We investigate essential fundamental properties of monoclinic (Ta1-xNbx)ON (x = 0.0625, 0.125, 0.25, and 0.5) solid solution semiconductor materials for water splitting using first-principles computations on the basis of density functional theory (DFT) and density functional perturbation theory (DFPT) using the PBE and HSE06 functionals. The formation energies, band gaps, UV-vis optical absorption coefficients, dielectric constants, charge carrier effective masses, and band edge energy positions of these compounds are evaluated. Similarly to TaON, our calculations reveal strongly 3D delocalized characters of the band edge electronic states through the crystal lattices, high dielectric constants, small hole effective masses along the [001] direction, and small electron effective masses along the [100] direction.

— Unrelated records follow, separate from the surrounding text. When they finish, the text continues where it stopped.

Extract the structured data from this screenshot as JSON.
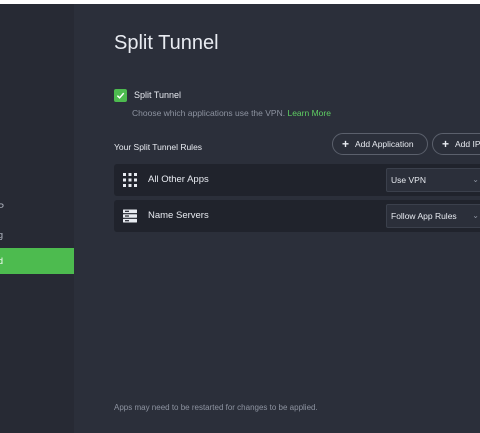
{
  "page": {
    "title": "Split Tunnel"
  },
  "sidebar": {
    "items": [
      {
        "label": "P",
        "active": false
      },
      {
        "label": "g",
        "active": false
      },
      {
        "label": "d",
        "active": true
      }
    ],
    "accent": "#4dbb4f"
  },
  "split_tunnel": {
    "label": "Split Tunnel",
    "checked": true,
    "description": "Choose which applications use the VPN.",
    "learn_more": "Learn More"
  },
  "rules": {
    "heading": "Your Split Tunnel Rules",
    "add_application": "Add Application",
    "add_ip": "Add IP",
    "items": [
      {
        "name": "All Other Apps",
        "icon": "grid-icon",
        "mode": "Use VPN"
      },
      {
        "name": "Name Servers",
        "icon": "server-icon",
        "mode": "Follow App Rules"
      }
    ]
  },
  "footer": {
    "note": "Apps may need to be restarted for changes to be applied."
  }
}
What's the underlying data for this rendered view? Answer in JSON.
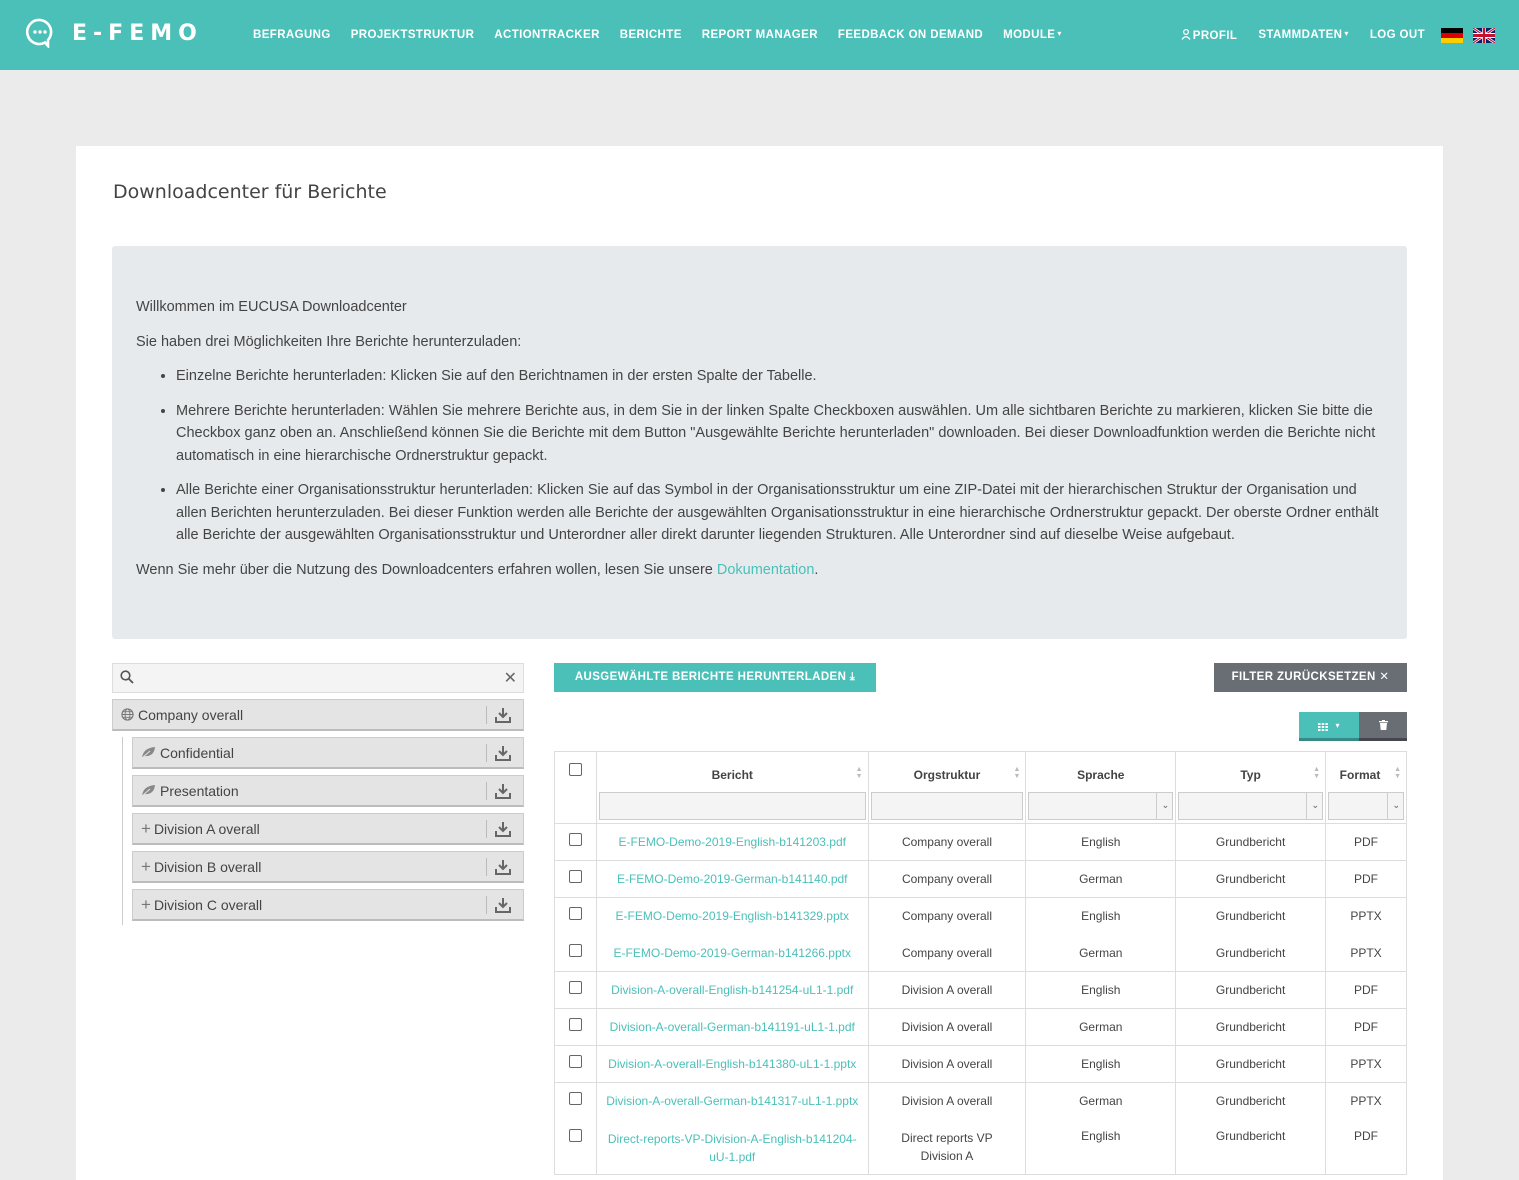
{
  "brand": {
    "name": "E-FEMO",
    "accent": "#4bc0b8"
  },
  "nav": {
    "left": [
      "BEFRAGUNG",
      "PROJEKTSTRUKTUR",
      "ACTIONTRACKER",
      "BERICHTE",
      "REPORT MANAGER",
      "FEEDBACK ON DEMAND",
      "MODULE"
    ],
    "right": {
      "profil": "PROFIL",
      "stammdaten": "STAMMDATEN",
      "logout": "LOG OUT"
    },
    "languages": [
      "de",
      "gb"
    ]
  },
  "page": {
    "title": "Downloadcenter für Berichte"
  },
  "info": {
    "welcome": "Willkommen im EUCUSA Downloadcenter",
    "intro": "Sie haben drei Möglichkeiten Ihre Berichte herunterzuladen:",
    "bullets": [
      "Einzelne Berichte herunterladen: Klicken Sie auf den Berichtnamen in der ersten Spalte der Tabelle.",
      "Mehrere Berichte herunterladen: Wählen Sie mehrere Berichte aus, in dem Sie in der linken Spalte Checkboxen auswählen. Um alle sichtbaren Berichte zu markieren, klicken Sie bitte die Checkbox ganz oben an. Anschließend können Sie die Berichte mit dem Button \"Ausgewählte Berichte herunterladen\" downloaden. Bei dieser Downloadfunktion werden die Berichte nicht automatisch in eine hierarchische Ordnerstruktur gepackt.",
      "Alle Berichte einer Organisationsstruktur herunterladen: Klicken Sie auf das Symbol in der Organisationsstruktur um eine ZIP-Datei mit der hierarchischen Struktur der Organisation und allen Berichten herunterzuladen. Bei dieser Funktion werden alle Berichte der ausgewählten Organisationsstruktur in eine hierarchische Ordnerstruktur gepackt. Der oberste Ordner enthält alle Berichte der ausgewählten Organisationsstruktur und Unterordner aller direkt darunter liegenden Strukturen. Alle Unterordner sind auf dieselbe Weise aufgebaut."
    ],
    "outro_before": "Wenn Sie mehr über die Nutzung des Downloadcenters erfahren wollen, lesen Sie unsere ",
    "outro_link": "Dokumentation",
    "outro_after": "."
  },
  "tree": {
    "search_placeholder": "",
    "root": "Company overall",
    "children": [
      "Confidential",
      "Presentation",
      "Division A overall",
      "Division B overall",
      "Division C overall"
    ]
  },
  "buttons": {
    "download_selected": "AUSGEWÄHLTE BERICHTE HERUNTERLADEN",
    "reset_filter": "FILTER ZURÜCKSETZEN"
  },
  "table": {
    "headers": [
      "Bericht",
      "Orgstruktur",
      "Sprache",
      "Typ",
      "Format"
    ],
    "rows": [
      [
        "E-FEMO-Demo-2019-English-b141203.pdf",
        "Company overall",
        "English",
        "Grundbericht",
        "PDF"
      ],
      [
        "E-FEMO-Demo-2019-German-b141140.pdf",
        "Company overall",
        "German",
        "Grundbericht",
        "PDF"
      ],
      [
        "E-FEMO-Demo-2019-English-b141329.pptx",
        "Company overall",
        "English",
        "Grundbericht",
        "PPTX"
      ],
      [
        "E-FEMO-Demo-2019-German-b141266.pptx",
        "Company overall",
        "German",
        "Grundbericht",
        "PPTX"
      ],
      [
        "Division-A-overall-English-b141254-uL1-1.pdf",
        "Division A overall",
        "English",
        "Grundbericht",
        "PDF"
      ],
      [
        "Division-A-overall-German-b141191-uL1-1.pdf",
        "Division A overall",
        "German",
        "Grundbericht",
        "PDF"
      ],
      [
        "Division-A-overall-English-b141380-uL1-1.pptx",
        "Division A overall",
        "English",
        "Grundbericht",
        "PPTX"
      ],
      [
        "Division-A-overall-German-b141317-uL1-1.pptx",
        "Division A overall",
        "German",
        "Grundbericht",
        "PPTX"
      ],
      [
        "Direct-reports-VP-Division-A-English-b141204-uU-1.pdf",
        "Direct reports VP Division A",
        "English",
        "Grundbericht",
        "PDF"
      ]
    ]
  }
}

This leads to good exciton dissociation ability into free charge carriers, good hole mobility along the [001] direction, and good electron mobility along the [100] direction. The main difference, however, is related to their band edge positions with respect to water redox potentials. TaON with a calculated band gap energy of 3.0 eV is predicted as a good candidate for water oxidation and O-2 evolution while the (Ta1-xNbx)ON materials (for 0.25 <= x <= 0.5) with calculated band gap energies between 2.8 and 2.9 eV reveal suitable band edge positions for water oxidation and H+ reduction. These results offer a grand opportunity for these compounds to be properly synthesized and tested for solar-driven overall water-splitting reactions.